Sebaliknya, di wilayah dengan ketersediaan sekolah yang sangat terbatas, kuota jalur afirmasi bagi siswa miskin harus diprioritaskan agar kelompok rentan ekonomi tetap mendapatkan hak akses pendidikan yang layak.
Pemerataan Kualitas Tenaga Pendidik dan Sarana Prasarana Sekolah
Penolakan sistem zonasi oleh masyarakat pada dasarnya berakar dari ketimpangan kualitas pengajaran dan fasilitas antarsekolah. Pakar Sosiologi Pendidikan dari Universitas Airlangga (UNAIR), Prof. Tuti Budirahayu, menegaskan bahwa negara harus berpihak penuh pada pemerataan kualitas guru dan peningkatan infrastruktur sekolah di seluruh zona wilayah agar tidak ada lagi dikotomi sekolah favorit dan non-favorit. Pemerintah tidak boleh kembali ke sistem rayonisasi masa lalu karena hal tersebut merupakan langkah mundur dalam keadilan sosial.

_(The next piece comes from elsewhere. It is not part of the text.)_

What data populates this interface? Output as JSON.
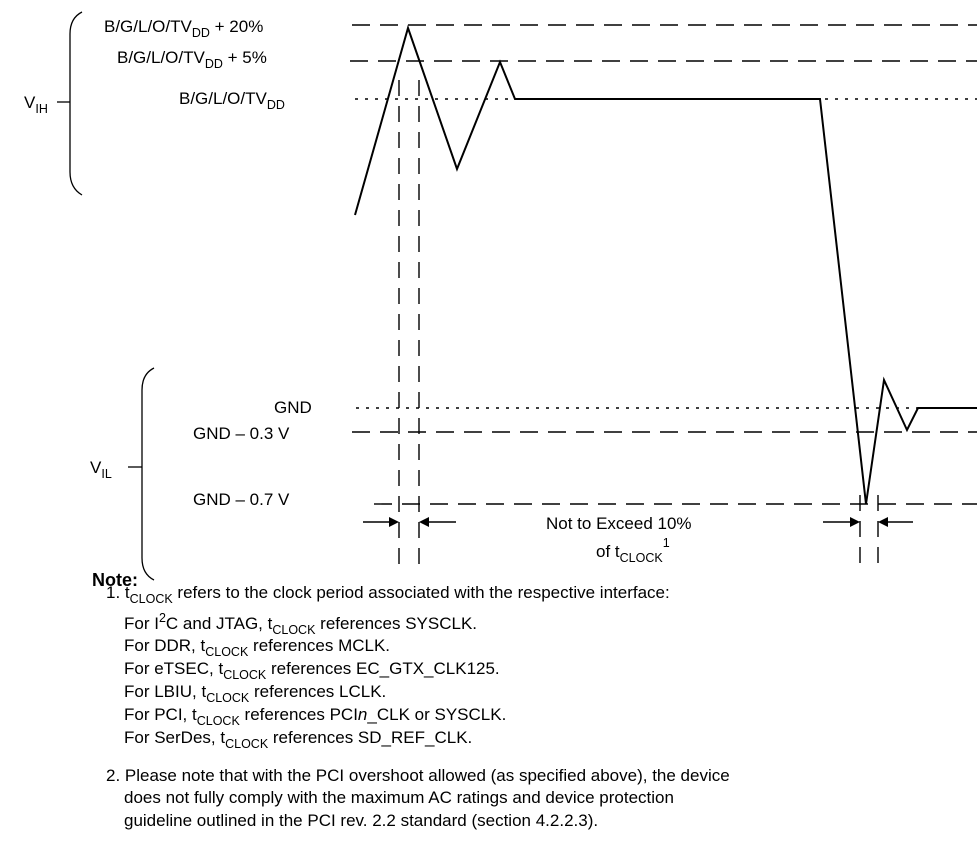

Sebelum menerapkan sistem zonasi secara penuh di luar Pulau Jawa, prioritas utama adalah memperkuat kapasitas tenaga pendidik. Data menunjukkan bahwa persentase guru bersertifikasi di atas 30% hingga 50% saat ini masih terkonsentrasi di Pulau Jawa, sedangkan di luar Jawa rata-rata masih berada di bawah 30%. Pengiriman guru-guru berkualitas secara berkala ke sekolah-sekolah pinggiran harus menjadi program wajib nasional.
Revitalisasi Sekolah Inklusi sebagai Wadah Keberagaman Sosial
Pemerintah perlu memperkuat peran sekolah inklusi negeri di setiap jenjang pendidikan. Sekolah inklusi memegang peran strategis karena mampu menyatukan peserta didik dari berbagai latar belakang status sosial-ekonomi serta mengakomodasi anak-anak berkebutuhan khusus (ABK) dalam satu lingkungan belajar yang suportif. Langkah ini tidak hanya menyelesaikan persoalan aksesibilitas fisik, melainkan juga menanamkan empati sosial sejak dini, sejalan dengan prinsip education for all yang dicanangkan oleh Perserikatan Bangsa-Bangsa (PBB).
Selain itu, sinkronisasi pembaruan data kependudukan pada sistem Data Pokok Pendidikan (Dapodik) sejak jenjang sekolah dasar asal harus diperketat untuk mencegah kegagalan verifikasi administrasi yang kerap menggugurkan pendaftaran siswa di jalur zonasi tingkat menengah.